I started to shift in my seat. My legs were falling asleep, so I knew that if I made a break for it, I wouldn’t make it far. But I was thinking about it, because Betty hadn’t stopped talking.
Sure, she stays over at his place on weekends, but he’s promised me they don’t sleep together. I rolled my eyes. It didn’t take long for this fifty-something motherly-type to start looking like my twenty-something girlfriend who’s always explaining away her slimy boyfriends extra-curricular activities. Needless to say, I was ready to go. And finally, after hearing about her ten thousand dollar wedding ring, the one he’d asked her to wear again, and the way he makes her feel, just, so special, I found myself at the cashier’s desk, vibrating, as I wrestled the fight and flight response that had been building for the last forty-five minutes. I paid, gave Merinder an exorbitant tip—somehow, I felt guilty that she had to sit through that as well—and skipped out the door.

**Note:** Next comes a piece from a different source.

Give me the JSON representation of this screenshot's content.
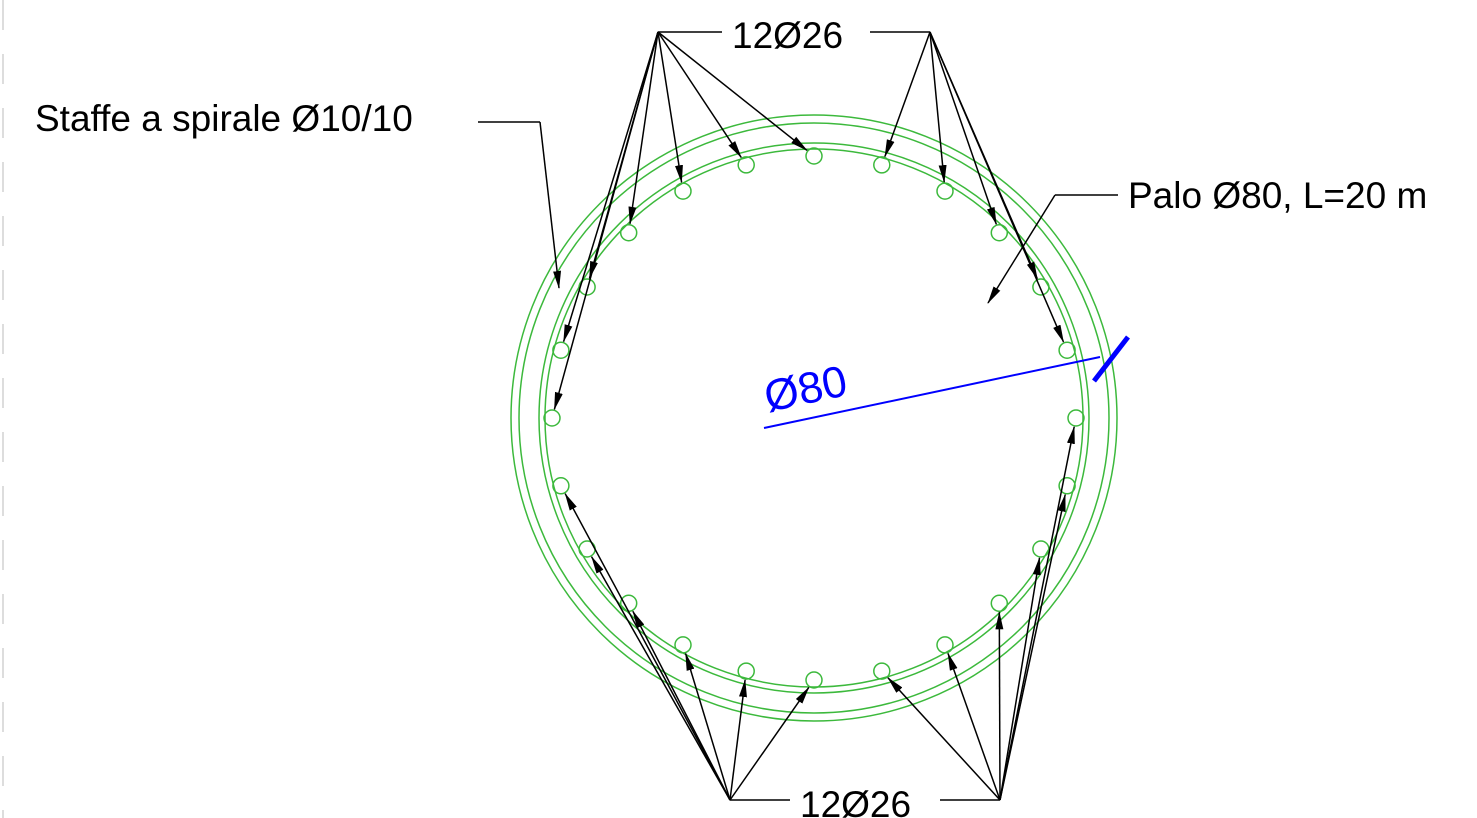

As I turned the corner out of the parking lot, I caught a glimpse of my fingers. I screeched to a halt. There it was, the dirt that had been there an hour ago, a day ago, all week. And my cuticles shone with poorly applied clear polish. And my thumb and pinky were filed square, while the rest were curved. I frowned and planned to stop at a drug-store for a new file and some nail polish remover. Needless to say, I got more than I paid for, and paid far too much.